Reference genes for quantitative analysis on Clonorchis sinensis gene expression by real-time PCR

The accuracies of relative gene expressions as determined by quantitative real-time polymerase chain reaction are largely dependent on the variabilities of the reference genes used. Validation of the stabilities of reference genes under experimental conditions is an essential initial step for comparative studies on the expression levels of target genes in experimental groups. Using three total RNA samples extracted independently from Clonorchis sinensis metacercariae and adults, we determined the gene expression stabilities of eight reference gene candidates and the relative transcript levels of three target genes using the geNorm program.
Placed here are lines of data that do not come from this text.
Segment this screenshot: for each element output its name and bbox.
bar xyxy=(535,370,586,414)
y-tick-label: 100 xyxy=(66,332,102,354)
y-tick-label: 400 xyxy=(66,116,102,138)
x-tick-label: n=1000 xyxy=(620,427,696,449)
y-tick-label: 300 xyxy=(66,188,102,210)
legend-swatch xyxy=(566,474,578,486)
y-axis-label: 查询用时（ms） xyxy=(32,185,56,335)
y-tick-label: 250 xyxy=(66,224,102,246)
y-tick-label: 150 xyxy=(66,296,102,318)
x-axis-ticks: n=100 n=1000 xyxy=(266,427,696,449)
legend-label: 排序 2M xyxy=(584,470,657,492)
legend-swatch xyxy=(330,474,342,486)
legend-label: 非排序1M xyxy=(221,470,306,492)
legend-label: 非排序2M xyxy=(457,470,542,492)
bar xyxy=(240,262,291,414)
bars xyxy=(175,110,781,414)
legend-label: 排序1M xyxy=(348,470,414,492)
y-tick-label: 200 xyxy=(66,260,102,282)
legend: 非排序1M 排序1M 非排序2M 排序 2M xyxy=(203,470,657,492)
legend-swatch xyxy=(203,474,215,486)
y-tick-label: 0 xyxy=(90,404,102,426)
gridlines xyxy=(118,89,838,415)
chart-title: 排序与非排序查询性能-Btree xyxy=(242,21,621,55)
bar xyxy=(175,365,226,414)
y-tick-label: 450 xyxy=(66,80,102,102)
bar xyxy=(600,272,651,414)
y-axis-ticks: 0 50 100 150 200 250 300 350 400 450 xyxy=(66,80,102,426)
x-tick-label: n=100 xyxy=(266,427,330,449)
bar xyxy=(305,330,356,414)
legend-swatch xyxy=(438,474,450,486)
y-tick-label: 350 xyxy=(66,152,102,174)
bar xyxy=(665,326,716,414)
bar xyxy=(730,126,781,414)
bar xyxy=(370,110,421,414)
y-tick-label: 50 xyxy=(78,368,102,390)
The reference genes found to be stably expressed in metacercariae and adults were phosphoglycerate kinase, beta-actin, and calcyphosine; reference genes found to be stably expressed under gamma-irradiated and non-irradiated conditions were succinate dehydrogenase, small nuclear ribonucleoprotein, and beta-actin; and those stably expressed regardless of bile treatment were small nuclear ribonucleoprotein, phosphoglycerate kinase, and succinate dehydrogenase. According to our data, the expression levels of target genes are dependent on normalization factors, such as the C (T) values of single reference genes and the geometric mean of the C (T) values of three reference genes. When comparing C. sinensis gene expressions, we propose to employ the geometric mean of the C (T) values of more than three reference genes validated in the same experimental setting.